И вот работа завершена. Все гвозди израсходованы. Ладони и ступни Иисуса намертво прибиты к зеркальному кресту. Голова Христа со спутанными волосами лежит на ввалившейся окровавленной груди. Иисус мертв! И тут словно раскаленное железо прожигает мне сердце. О, горе мне, горе! Да я же только что вколачивал гвозди в самого себя!
Я проснулся в слезах. Тут же постарался безотлагательно уснуть, чтобы быстрее пасть перед нежным Христом на колени и вымолить прощенье. Но сон не шел, не шел, не шел, будь он проклят! И так, плача и стеная, промаялся я до утра. «Ведь я сын твой, я сын твой, Господи, — взывал я к высшим силам, — спаси меня, прости и помилуй…»

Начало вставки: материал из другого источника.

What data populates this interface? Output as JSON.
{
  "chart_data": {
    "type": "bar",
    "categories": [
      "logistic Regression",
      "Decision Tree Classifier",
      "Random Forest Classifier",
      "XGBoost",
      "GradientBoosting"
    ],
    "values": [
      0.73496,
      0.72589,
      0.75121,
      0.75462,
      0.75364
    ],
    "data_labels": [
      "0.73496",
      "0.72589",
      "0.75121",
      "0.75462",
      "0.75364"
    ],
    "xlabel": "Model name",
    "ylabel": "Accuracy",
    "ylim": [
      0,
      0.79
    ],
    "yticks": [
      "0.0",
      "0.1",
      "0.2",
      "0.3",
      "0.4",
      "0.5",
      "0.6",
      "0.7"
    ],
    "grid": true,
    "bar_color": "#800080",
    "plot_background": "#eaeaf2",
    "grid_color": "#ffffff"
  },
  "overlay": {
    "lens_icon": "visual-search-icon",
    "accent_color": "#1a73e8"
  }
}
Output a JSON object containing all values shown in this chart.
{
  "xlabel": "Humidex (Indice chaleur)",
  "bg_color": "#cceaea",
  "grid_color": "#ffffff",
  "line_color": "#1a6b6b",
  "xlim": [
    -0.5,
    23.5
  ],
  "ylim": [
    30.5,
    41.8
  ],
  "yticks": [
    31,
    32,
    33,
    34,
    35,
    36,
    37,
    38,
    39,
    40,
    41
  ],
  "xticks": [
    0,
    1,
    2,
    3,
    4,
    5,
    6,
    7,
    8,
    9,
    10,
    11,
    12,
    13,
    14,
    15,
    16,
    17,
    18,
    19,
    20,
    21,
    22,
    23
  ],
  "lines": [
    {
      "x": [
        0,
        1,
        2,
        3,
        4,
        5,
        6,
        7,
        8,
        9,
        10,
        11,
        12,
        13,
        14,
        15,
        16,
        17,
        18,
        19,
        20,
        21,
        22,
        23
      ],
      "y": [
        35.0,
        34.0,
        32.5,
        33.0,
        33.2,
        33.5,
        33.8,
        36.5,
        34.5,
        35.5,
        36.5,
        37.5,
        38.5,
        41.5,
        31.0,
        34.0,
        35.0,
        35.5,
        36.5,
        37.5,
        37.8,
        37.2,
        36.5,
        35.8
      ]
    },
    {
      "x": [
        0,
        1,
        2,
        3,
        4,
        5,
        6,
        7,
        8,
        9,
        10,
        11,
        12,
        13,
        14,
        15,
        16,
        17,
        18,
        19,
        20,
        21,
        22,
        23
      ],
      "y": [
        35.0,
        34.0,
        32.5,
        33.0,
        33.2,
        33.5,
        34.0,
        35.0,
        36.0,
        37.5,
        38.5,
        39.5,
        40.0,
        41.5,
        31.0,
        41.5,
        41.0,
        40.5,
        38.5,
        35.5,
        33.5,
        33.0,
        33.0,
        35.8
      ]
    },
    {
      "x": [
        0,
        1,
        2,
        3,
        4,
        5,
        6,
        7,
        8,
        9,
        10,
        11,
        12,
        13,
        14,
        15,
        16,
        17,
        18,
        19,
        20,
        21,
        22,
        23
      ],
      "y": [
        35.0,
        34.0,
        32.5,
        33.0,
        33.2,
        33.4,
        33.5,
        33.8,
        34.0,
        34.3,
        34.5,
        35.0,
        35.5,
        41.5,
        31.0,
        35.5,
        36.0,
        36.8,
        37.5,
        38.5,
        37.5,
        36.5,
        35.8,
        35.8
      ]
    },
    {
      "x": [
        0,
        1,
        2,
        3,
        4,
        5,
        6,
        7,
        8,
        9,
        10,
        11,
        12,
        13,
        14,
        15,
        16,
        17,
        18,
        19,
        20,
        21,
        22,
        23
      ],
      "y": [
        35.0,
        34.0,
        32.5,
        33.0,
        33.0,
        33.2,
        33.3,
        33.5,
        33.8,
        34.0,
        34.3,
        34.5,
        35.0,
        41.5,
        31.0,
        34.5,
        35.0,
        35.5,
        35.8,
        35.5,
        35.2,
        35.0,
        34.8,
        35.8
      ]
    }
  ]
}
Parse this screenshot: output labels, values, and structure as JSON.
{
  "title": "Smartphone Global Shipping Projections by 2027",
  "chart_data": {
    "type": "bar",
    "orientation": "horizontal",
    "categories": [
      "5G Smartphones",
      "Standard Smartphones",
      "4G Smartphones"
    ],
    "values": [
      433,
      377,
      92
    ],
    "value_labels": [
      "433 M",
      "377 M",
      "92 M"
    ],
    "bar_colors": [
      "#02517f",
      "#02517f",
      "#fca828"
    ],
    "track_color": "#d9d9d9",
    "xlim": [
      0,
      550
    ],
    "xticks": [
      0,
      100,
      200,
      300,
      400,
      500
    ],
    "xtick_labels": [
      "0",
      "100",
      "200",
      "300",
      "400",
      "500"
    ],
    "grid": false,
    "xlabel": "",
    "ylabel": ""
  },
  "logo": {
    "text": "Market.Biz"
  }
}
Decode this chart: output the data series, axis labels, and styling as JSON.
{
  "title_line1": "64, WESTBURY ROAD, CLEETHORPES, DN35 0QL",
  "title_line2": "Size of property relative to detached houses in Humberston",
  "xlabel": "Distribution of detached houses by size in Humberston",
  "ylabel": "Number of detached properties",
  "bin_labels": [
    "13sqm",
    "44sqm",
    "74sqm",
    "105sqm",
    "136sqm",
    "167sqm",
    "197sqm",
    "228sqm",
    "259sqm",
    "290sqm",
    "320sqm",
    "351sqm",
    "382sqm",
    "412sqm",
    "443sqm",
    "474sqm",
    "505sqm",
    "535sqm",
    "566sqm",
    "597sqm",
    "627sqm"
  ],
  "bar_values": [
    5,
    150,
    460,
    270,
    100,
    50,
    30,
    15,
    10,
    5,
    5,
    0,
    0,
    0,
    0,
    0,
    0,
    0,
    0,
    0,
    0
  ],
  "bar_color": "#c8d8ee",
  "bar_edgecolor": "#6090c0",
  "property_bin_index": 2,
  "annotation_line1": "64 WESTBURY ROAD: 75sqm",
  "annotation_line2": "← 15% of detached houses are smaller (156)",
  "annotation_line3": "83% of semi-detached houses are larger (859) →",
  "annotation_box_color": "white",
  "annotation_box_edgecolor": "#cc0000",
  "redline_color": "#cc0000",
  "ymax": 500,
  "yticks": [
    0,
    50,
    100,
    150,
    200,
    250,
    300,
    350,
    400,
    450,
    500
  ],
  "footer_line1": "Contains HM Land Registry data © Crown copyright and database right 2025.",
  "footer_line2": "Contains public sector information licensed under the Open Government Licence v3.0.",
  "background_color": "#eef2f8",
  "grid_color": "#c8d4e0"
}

Ночью я вышел из отеля и направился в ту сторону, где, как мне представлялось, было больше воды. Оказалось, что тут, куда ни кинь, натыкаешься на какой-нибудь канал. Раздолье для самоубийц. Ходил, примериваясь, часа два. Не решился. Потому что вовремя вспомнил набережную Тараса Шевченко. И кальсоны с дыркой на жопе. Это меня отрезвило и так рассмешило, что я решил не забивать себе голову мыслями о смерти, а позавтракать, тем более что наступило утро и у меня сосало под ложечкой.
Я зашел в первое попавшееся кафе и с невероятным наслаждением позавтракал горячими «панцеротти», запив их несколькими чашками очень сладкого кофе.
А на следующий день я втайне от Фокина покинул Венецию. Ни страны, ни погоста не хочу выбирать. На Покровский бульвар я приду умирать… На родине мне будет умирать сподручнее. Я человек простой, а в Венеции умирают великие.
Но, прибыв в Москву, я понял, что и она не подходит для этого дела, во всяком случае, сейчас. И пробыл я в столице недолго. У меня были основания опасаться за свою жизнь, которая, как оказалось, все еще была мне дорога. Вдали от родных березок, надеюсь, я буду в относительной безопасности.